154. Find Minimum in Rotated Sorted Array II leetcode binary search

Follow up for "Find Minimum in Rotated Sorted Array":

What if duplicates are allowed?
Would this affect the run-time complexity? How and why?
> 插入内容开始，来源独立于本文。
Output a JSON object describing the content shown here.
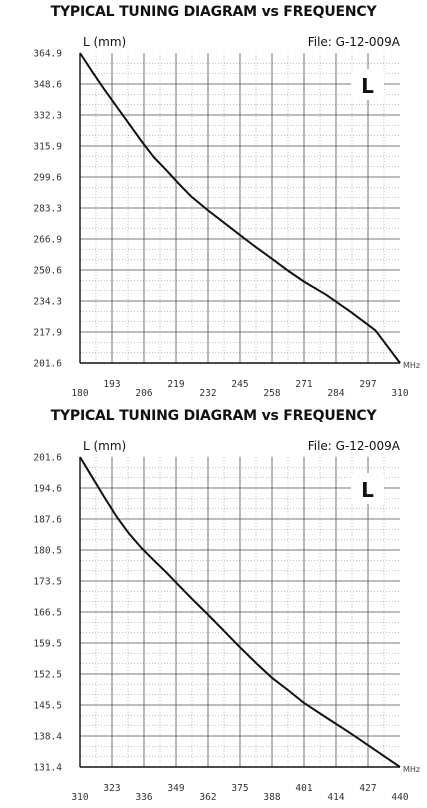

Suppose a sorted array is rotated at some pivot unknown to you beforehand.
(i.e., 

0 1 2 4 5 6 7

 might become 

4
5 6 7 0 1 2

).
Find the minimum element.
The array may contain duplicates.
注意：该数组中包含重复的元素
int findMin(vector<int>& nums) {
int low = 0;
int high = nums.size() - 1;

while(low < high)
{
if(nums[low] < nums[high])
return nums[low];

//进入到以下部分说明不能满足上述的if条件，即以下部分nums[low] > nums[high]
int mid = low + (high - low) / 2;
if(nums[mid] > nums[low])
low = mid + 1;
else if(nums[mid] < nums[low])
high = mid; //此处没有high = mid + 1 是因为nums[mid] < nums[high],那么mid处有可能是最先的数字
else
low++; //多加了一句，即当nums[mid] == nums[low]的时候，因为数组中有重复的元素，所以不清楚最小的元素出现在哪部分，是出现在low~mid之间还是mid~high之间，所以只将low++
}

return nums[low];
}